During computation of any probability distribution Spey relies on so-called "expectation type".
This can be set via ``spey.ExpectationType`` which includes three different expectation mode.

* ``spey.ExpectationType.observed`` : Indicates that the computation of the log-probability will be
  achieved by fitting the statistical model on the experimental data.

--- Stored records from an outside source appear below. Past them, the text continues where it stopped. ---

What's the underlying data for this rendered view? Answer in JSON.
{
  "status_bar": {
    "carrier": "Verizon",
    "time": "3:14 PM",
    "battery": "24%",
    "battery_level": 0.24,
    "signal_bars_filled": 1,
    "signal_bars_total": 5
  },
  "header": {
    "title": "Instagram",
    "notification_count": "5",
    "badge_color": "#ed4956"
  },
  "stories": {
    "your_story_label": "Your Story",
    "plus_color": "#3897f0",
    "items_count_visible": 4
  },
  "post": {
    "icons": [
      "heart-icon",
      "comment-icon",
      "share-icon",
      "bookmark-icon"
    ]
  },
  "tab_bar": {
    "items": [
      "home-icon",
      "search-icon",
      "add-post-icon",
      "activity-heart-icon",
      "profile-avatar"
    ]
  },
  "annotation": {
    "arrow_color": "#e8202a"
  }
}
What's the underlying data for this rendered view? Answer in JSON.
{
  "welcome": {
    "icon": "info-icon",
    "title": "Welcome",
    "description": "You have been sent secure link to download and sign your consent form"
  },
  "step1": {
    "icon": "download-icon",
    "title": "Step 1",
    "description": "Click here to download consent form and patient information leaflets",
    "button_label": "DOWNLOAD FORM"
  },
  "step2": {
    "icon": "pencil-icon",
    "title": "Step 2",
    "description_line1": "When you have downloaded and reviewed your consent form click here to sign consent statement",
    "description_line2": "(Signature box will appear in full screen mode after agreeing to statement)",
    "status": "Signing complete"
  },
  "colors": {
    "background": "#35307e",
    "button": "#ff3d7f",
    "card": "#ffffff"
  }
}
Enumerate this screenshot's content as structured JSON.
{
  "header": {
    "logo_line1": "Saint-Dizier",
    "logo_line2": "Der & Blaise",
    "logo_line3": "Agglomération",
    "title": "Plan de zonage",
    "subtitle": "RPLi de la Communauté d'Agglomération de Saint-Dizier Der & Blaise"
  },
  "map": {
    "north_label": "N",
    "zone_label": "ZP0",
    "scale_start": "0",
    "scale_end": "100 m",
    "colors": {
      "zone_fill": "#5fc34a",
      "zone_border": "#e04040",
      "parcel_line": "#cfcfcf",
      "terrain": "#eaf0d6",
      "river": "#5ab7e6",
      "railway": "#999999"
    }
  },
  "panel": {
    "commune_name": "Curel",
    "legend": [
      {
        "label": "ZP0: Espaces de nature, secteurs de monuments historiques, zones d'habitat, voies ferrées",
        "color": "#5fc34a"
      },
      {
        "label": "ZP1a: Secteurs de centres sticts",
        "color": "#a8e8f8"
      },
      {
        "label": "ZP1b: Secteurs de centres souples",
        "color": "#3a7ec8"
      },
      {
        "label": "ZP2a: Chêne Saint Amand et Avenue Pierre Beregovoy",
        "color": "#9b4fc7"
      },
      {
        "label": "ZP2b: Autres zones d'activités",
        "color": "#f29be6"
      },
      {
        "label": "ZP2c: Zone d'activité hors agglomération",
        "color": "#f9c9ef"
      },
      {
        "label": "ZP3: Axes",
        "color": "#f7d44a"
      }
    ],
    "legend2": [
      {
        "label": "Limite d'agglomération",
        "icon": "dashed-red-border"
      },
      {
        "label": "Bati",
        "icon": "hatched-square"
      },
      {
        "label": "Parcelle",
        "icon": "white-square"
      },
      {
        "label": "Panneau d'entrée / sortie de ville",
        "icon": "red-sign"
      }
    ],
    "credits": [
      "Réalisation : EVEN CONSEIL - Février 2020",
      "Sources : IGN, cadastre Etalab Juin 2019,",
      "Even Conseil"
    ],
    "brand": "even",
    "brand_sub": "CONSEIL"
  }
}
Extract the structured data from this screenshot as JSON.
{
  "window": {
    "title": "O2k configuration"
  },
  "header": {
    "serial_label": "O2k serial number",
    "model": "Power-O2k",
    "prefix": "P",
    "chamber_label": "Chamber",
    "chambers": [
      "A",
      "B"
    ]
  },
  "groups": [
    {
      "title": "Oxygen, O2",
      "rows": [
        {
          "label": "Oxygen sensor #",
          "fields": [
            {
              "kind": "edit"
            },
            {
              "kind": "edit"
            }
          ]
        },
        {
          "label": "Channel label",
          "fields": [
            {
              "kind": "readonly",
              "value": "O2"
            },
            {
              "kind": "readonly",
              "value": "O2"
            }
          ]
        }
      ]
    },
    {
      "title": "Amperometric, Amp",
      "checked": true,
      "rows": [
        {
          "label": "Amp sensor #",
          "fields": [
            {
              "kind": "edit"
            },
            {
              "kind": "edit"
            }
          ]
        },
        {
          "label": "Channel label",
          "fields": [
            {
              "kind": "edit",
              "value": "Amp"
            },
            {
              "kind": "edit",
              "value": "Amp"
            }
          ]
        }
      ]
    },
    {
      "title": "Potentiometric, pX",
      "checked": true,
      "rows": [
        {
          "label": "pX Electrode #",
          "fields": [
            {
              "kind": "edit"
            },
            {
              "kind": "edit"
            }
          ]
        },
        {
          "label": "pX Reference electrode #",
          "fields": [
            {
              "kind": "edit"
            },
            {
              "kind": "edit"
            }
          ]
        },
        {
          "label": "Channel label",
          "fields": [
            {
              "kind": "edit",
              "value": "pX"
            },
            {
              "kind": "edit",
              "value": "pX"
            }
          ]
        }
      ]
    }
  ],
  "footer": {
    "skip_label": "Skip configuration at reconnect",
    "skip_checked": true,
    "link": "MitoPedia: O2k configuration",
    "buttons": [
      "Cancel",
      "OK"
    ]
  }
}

For the exclusion limit computation
  this will tell package to compute observed :math:`1-CL_s` values. ``spey.ExpectationType.observed``
  has been set as default through out the package.

* ``spey.ExpectationType.aposteriori``: This command will result with the same log-probability computation
  as ``spey.ExpectationType.observed``. However, expected exclusion limit will be computed by centralising
  the statistical model on the background and checking :math:`\pm1\sigma` and :math:`\pm2\sigma` fluctuations.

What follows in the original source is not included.